Brahms E flat major Rhapsody op 119. I believe it's the last piece for piano he ever composed.


----------



## hpowders (Dec 23, 2013)

Sounds like the story of my life.

Started out as a happy, bubbling baby. Now look at me!


----------



## wzg (Jun 17, 2013)

Does Prokofiev 5 end in B-flat minor?


----------



## atlanteanmuse (May 29, 2013)

wzg said:


> Does Prokofiev 5 end in B-flat minor?


You got me thinking there, and listening to the ending of the symphony several times over. I'd say that the final passage destabilizes traditional tonality altogether (the presence of D-flats notwithstanding; they are part of an octatonic [whole-half] scale) instead of implying minor mode.
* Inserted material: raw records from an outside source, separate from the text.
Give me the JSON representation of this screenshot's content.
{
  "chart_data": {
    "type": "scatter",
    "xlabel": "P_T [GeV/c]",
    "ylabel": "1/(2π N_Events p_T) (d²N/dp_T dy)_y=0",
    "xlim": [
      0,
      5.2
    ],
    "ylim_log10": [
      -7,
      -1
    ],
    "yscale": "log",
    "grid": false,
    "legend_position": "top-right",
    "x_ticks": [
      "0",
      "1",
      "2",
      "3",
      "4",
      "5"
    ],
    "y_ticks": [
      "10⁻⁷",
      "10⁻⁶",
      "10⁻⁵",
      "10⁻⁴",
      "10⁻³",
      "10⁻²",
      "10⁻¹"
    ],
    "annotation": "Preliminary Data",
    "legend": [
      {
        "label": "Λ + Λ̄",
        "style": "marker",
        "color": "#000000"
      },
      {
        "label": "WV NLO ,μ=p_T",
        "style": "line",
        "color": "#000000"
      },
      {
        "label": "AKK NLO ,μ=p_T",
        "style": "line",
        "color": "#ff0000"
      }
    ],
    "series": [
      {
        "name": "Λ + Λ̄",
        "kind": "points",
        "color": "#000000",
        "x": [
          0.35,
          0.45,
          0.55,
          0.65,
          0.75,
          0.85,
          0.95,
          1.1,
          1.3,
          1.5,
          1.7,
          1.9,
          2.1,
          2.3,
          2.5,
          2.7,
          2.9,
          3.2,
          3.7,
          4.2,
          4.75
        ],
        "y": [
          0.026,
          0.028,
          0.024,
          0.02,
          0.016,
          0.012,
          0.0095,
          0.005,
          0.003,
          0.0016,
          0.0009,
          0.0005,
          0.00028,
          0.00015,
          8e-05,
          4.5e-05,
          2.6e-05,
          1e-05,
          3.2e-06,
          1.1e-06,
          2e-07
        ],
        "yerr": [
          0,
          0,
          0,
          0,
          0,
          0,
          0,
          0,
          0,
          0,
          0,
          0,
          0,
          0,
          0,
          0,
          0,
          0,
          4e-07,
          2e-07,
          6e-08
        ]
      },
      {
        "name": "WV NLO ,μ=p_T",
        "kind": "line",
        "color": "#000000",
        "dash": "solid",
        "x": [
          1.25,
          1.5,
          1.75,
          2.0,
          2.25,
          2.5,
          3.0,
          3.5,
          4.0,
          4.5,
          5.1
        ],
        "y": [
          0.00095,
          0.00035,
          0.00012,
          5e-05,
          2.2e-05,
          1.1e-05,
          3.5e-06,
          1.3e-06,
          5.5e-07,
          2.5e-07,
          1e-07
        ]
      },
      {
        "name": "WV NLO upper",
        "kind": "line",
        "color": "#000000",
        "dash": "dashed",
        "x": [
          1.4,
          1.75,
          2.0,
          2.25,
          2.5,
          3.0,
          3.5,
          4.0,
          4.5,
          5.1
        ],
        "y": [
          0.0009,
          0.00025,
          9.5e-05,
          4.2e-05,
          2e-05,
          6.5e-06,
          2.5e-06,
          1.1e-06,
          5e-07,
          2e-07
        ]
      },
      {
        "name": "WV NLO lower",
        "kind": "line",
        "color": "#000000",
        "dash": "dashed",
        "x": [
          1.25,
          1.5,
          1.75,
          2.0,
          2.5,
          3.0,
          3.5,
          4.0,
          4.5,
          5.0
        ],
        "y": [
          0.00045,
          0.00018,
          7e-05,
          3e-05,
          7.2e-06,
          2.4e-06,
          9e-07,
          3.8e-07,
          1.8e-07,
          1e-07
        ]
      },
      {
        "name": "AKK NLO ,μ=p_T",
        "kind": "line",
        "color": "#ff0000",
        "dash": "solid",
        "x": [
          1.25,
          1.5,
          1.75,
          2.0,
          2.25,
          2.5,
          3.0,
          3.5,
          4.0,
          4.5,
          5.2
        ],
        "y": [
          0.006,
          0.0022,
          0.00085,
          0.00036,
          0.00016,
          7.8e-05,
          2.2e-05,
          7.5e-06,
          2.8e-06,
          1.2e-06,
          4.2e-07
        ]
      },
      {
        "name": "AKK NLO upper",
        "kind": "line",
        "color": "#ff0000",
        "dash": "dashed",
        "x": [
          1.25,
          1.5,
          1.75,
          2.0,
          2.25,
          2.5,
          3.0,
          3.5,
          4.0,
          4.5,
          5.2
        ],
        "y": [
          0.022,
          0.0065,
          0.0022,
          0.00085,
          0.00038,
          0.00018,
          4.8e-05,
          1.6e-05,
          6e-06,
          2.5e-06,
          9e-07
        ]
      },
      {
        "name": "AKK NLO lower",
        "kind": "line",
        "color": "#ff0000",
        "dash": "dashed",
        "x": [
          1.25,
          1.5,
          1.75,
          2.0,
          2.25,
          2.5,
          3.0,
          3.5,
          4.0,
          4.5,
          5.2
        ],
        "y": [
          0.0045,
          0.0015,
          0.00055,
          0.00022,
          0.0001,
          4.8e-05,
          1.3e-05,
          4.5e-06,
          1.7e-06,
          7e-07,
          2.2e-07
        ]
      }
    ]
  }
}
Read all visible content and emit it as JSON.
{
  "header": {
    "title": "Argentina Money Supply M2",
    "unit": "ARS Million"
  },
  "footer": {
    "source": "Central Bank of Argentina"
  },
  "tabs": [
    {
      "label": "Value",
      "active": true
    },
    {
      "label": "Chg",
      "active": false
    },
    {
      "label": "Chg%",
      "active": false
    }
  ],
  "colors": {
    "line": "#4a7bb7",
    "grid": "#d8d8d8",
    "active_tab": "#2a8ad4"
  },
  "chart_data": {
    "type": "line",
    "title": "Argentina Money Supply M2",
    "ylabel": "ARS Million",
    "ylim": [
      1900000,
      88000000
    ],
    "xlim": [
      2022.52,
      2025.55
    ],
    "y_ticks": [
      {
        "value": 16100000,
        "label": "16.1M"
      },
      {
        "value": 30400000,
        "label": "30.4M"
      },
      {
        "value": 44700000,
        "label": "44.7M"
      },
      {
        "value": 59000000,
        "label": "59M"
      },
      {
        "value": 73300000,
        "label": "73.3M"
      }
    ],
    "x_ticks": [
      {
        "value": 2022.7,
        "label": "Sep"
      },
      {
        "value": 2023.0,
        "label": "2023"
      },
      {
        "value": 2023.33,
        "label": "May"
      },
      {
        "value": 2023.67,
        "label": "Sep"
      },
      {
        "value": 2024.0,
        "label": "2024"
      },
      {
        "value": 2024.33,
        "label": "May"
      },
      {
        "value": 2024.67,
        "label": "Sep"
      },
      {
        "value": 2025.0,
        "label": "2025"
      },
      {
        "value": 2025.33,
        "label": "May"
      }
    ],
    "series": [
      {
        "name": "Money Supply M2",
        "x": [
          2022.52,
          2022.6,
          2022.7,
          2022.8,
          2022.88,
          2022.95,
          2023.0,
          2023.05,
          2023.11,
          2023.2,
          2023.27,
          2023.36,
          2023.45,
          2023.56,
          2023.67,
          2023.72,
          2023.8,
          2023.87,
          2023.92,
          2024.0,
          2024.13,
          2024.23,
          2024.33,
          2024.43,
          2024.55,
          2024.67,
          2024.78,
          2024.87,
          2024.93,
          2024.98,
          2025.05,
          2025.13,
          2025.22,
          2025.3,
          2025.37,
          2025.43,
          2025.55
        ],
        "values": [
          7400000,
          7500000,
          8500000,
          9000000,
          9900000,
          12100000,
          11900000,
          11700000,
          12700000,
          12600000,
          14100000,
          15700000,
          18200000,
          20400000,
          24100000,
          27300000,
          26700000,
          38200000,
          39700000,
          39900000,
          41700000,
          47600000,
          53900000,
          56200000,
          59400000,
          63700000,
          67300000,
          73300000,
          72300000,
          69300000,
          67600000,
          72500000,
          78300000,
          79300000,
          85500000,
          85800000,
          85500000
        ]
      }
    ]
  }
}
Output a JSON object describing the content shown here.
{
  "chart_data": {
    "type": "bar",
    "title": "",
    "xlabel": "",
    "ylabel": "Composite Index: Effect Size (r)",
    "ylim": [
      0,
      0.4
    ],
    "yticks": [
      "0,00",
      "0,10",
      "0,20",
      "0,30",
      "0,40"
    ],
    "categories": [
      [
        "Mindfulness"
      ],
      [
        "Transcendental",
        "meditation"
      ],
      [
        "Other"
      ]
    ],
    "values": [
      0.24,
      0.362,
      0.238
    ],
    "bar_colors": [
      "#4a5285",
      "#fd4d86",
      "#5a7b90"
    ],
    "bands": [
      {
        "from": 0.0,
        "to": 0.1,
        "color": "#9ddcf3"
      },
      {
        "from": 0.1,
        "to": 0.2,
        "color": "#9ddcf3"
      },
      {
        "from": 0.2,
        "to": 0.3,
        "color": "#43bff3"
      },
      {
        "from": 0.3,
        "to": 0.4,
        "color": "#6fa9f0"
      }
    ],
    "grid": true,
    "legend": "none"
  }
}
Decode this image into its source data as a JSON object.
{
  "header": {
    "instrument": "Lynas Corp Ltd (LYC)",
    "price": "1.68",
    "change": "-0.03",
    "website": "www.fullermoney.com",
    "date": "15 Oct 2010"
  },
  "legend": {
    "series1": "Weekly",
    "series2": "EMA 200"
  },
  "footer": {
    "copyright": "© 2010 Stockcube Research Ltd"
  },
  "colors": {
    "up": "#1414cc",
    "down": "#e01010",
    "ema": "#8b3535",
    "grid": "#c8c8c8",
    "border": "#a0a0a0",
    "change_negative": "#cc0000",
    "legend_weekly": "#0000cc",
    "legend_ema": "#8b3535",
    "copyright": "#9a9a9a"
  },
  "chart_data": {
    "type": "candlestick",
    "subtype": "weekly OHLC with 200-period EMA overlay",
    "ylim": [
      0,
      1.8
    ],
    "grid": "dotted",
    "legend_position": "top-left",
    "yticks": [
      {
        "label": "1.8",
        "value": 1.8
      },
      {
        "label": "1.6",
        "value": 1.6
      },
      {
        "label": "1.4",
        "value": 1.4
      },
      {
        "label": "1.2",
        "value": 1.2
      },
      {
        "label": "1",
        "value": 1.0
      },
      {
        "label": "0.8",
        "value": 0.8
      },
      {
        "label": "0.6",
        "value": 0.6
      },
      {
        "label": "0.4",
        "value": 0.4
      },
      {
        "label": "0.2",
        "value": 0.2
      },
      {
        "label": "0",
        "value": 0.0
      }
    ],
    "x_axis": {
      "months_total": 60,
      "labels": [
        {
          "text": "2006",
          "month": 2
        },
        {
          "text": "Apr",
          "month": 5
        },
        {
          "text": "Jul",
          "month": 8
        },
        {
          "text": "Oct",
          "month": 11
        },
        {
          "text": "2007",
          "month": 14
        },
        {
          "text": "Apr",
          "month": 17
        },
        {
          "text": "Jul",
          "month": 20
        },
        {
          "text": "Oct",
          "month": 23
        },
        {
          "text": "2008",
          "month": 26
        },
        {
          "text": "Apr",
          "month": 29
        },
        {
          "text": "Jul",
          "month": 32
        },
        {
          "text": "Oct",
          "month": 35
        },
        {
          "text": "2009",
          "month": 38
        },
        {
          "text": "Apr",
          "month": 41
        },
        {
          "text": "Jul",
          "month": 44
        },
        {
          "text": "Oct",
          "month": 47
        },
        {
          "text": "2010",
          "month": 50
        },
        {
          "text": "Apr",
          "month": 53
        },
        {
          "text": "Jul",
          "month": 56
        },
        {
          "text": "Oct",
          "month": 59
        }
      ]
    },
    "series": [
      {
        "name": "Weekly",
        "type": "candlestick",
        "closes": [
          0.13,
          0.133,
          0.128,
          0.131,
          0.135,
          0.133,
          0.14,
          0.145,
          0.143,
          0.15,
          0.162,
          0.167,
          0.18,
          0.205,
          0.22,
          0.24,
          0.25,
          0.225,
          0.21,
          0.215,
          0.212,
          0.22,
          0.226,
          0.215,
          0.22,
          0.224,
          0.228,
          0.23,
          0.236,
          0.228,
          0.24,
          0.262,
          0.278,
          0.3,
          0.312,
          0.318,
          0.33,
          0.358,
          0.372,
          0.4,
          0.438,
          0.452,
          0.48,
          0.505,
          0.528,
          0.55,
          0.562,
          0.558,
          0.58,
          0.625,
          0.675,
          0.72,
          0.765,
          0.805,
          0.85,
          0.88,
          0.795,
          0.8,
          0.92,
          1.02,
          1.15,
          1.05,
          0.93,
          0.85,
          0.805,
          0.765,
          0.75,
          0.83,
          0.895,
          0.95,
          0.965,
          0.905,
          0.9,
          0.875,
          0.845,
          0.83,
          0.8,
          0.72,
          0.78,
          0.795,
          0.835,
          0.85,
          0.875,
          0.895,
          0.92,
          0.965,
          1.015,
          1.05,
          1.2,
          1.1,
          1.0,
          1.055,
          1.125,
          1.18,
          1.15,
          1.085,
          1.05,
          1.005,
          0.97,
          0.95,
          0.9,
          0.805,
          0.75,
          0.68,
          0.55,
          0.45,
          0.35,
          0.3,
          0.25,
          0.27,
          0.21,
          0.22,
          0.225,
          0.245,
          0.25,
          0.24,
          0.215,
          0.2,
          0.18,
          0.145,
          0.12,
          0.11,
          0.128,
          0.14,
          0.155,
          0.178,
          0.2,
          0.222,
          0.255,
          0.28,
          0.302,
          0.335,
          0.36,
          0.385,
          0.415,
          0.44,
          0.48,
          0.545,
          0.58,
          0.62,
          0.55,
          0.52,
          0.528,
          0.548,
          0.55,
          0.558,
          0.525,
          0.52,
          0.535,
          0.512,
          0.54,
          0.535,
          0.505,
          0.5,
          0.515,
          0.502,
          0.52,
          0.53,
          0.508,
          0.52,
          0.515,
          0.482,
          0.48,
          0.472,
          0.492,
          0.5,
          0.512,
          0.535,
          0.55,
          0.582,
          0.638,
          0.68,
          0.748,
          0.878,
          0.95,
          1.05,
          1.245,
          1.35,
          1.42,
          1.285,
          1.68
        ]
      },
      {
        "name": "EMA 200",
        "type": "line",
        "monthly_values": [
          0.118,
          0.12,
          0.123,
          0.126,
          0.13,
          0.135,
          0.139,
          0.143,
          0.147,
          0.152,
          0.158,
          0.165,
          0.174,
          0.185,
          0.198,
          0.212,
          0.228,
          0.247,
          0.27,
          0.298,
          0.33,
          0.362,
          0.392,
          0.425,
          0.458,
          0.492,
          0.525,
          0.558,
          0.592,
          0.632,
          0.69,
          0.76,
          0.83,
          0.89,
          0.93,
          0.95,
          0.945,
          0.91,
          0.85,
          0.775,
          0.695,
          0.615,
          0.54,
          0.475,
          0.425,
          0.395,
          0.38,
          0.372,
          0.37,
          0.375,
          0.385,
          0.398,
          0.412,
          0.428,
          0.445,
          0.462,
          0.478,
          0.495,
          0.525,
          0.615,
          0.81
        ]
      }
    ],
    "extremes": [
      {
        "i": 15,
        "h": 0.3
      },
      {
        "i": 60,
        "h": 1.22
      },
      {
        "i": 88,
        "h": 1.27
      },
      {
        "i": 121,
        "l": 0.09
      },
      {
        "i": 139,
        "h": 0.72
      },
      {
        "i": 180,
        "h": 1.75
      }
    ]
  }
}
Strong tonality is restored with the final B-flat unison, which I experience as recalling/invoking the B-flat major world of the earlier material. 
Your question is interesting though, because it points to the blurred line regarding works that can be said to end in minor, especially in the 20th century. Some of Poulenc's music comes to mind, such as the 2nd movement (Scherzo) of the Oboe Sonata (also in B-flat major), which I'd be more inclined to say does end in minor.


----------



## atlanteanmuse (May 29, 2013)

hpowders said:


> Sounds like the story of my life.
> 
> Started out as a happy, bubbling baby. Now look at me!


Hey, you haven't reached the ending yet - the major could be restored at any time!


----------